Black History Month: The heroes of local integration? The children

Published 1:12 am Monday, February 9, 2015

“… and a little child shall lead them.”

— Isaiah 11: 6

 

On Aug. 29, 1962, three young children led Salisbury and Rowan into the age of integrated schools.

Hodge Taylor Jr. and Ida Taylor were only third-graders — their brother Richard just a first-grader. In the Salisbury Post that afternoon was a photo of the three youngsters, along with mother Merlene and younger sister Anita, walking across the Shober Bridge on North Ellis Street to reach Frank B. John Elementary School.
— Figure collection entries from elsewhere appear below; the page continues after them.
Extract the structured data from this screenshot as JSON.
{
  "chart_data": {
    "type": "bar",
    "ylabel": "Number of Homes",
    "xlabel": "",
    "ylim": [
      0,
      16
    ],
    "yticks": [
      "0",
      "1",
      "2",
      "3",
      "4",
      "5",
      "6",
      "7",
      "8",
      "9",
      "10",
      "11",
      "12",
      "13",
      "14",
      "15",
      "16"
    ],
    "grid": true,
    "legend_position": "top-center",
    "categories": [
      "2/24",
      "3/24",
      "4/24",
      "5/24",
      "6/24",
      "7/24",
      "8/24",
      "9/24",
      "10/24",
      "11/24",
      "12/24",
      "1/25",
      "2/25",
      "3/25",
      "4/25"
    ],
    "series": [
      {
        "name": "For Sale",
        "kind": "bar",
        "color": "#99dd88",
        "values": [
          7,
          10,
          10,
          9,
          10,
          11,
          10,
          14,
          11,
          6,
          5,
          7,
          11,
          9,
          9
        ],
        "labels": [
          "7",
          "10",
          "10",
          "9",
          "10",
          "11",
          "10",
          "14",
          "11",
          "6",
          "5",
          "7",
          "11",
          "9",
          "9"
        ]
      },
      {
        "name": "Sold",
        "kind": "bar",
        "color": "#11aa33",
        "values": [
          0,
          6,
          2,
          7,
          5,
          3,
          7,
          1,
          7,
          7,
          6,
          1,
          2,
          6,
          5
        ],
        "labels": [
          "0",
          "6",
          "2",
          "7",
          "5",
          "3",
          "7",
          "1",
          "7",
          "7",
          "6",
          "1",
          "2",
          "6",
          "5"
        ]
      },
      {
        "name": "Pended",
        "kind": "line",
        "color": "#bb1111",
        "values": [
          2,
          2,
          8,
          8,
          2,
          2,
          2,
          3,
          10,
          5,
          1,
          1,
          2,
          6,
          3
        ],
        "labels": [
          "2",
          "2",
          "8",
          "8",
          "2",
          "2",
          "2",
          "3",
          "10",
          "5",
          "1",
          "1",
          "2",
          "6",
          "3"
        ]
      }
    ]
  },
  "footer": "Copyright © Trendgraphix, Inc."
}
The Taylor family lived “in the shadow” of Frank B. John Elementary in the city’s Jersey City neighborhood, Rose Post wrote in a 1979 article. But until then, they’d been forced to walk past the whites-only school daily, and keep walking to a school for black students on the other side of town.

That day came nearly a decade after the U.S. Supreme Court ruled that having separate schools for black and white children was an inherently unequal system, and a year after Merlene Taylor — who had a bachelor’s degree in education and retired a Head Start teacher — had asked during a city school board meeting at the Frank B. John School, “Why can’t my children go here?”

Her question was the first official bid for desegregation in the Salisbury or Rowan County schools, Rose Post wrote in the 1979 article. The children’s enrolling at Frank B. John happened quietly and without incident, the Post reported at the time. And Merlene Taylor told the paper neither she nor the children thought about the fact that they were making history.

“The main thing in my mind was that the school was close enough for them to go,” Merlene told Rose Post in 1979. “I hadn’t thought about it before that meeting. … That was the first time, and I just happened to mention it.”

Whether they realized it or not, the Taylor family had made history, and opened doors. The next year, Calvin Strawder began the integration of county schools as the first black student to enroll at East Rowan High School.

Strawder’s sister, former Granite Quarry mayor Mary Ponds, said in a 2003 article that he “did not want to attend Dunbar High School in East Spencer. He wanted to go to the high school that was closest to him.”

Strawder’s experience didn’t go smoothly.

“I remember him being teased a lot, but he didn’t talk much about it. He didn’t complain,” Ponds said.

Even worse, a cross was burned on the family’s front lawn. Ponds told the newspaper the family “knew it was Ku Klux Klan” — whose grand dragon, Bob Jones, lived in Granite Quarry — and, “We knew it was because they didn’t like the fact that my brother was going to East.”

But he did go. And so did the Taylor children. They crossed a bridge. They opened doors. They broke down barriers. That’s why, this month and beyond, they should all be remembered as pioneers and heroes.